楽園の炎
渋い顔で書状をたたみ、夕星は少し考えて、自分の懐にしまった。

「そうだな・・・・・・。セドナの言うとおり、これは父上にお見せしたほうがいい。重臣らの意見に合わせて、炎駒殿の意見も取り入れるべきだ。アルファルドの宰相の意見ということに加えて、朱夏の父親の意見だしな」

良いか? と言う夕星に、こくん、と朱夏は頷いた。

着々と、アリンダの逃げ道が塞がれていく。
結婚という晴れがましい事柄を控えているのに、アリンダのことがあるため、気分は晴れない。

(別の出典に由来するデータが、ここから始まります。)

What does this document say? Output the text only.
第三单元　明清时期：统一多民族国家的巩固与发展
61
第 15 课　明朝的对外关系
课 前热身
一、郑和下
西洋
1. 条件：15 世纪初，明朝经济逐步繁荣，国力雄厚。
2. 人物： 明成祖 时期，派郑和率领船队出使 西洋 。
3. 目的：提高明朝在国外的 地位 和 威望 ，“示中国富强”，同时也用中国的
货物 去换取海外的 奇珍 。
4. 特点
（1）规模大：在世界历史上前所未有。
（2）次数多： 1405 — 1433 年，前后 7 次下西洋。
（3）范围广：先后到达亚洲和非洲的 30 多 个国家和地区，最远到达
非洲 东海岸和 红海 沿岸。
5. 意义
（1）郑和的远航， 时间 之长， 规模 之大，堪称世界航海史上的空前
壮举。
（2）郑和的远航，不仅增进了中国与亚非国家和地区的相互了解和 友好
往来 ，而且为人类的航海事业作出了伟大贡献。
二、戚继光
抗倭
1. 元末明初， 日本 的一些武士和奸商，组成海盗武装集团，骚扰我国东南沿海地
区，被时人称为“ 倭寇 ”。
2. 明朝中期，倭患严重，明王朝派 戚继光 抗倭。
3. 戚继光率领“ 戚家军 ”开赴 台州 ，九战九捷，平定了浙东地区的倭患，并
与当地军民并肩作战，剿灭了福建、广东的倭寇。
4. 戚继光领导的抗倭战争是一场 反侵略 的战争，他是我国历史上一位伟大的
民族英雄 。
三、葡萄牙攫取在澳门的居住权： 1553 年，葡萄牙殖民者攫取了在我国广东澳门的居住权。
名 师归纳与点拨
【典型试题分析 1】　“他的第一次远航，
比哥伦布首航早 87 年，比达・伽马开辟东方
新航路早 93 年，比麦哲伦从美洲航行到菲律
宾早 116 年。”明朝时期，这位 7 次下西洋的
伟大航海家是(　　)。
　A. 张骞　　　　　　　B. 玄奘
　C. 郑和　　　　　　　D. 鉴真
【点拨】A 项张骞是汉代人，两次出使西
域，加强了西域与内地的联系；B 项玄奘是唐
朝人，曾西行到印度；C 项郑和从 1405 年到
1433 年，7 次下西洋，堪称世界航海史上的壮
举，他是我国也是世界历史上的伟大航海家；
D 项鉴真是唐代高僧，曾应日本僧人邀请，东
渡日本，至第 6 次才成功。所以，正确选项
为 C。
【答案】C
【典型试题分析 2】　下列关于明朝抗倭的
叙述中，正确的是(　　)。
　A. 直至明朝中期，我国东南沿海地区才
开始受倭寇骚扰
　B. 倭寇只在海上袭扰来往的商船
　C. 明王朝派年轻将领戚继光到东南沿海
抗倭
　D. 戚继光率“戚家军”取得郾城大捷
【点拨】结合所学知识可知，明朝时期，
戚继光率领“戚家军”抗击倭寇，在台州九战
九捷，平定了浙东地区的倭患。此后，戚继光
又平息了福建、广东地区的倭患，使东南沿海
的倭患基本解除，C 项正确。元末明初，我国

ため息をつき、朱夏は回廊から見える庭に降り注ぐ雨を眺めた。

「そんな顔するな。あいつを何とかしない限り、ククルカンでの安息はないぜ。俺やお前だけじゃない。ナスルも、憂杏だってそうだ。大きく括れば、ククルカン中の女子が、そうなんだからな」

「そうですよ。今は、アリンダ様追い落としの、絶好の機会です。軍を指揮する能力に長けているとはいえ、代わりになる者は、いくらでもおります。そうそう戦もありませんし」

鼻息荒く同調するセドナの言葉に、周りのレダや近衛隊も深く頷く。

「季節と同じですわ。どんよりとした雨の季節の後には、それはそれは華やかな、ククルカンの大祭がやってきます。今年は、夕星様・朱夏姫様に、ナスル姫様・憂杏さんのご結婚と、おめでたいことが重なりますので、今から民は浮かれていますのに。この雨の季節と一緒に、鬱陶しい事柄も、片付けてしまいましょう」

ぽん、と肩を叩くレダに、そうね、と呟きながらも、やはり朱夏の心は、すっきりとは晴れないのだった。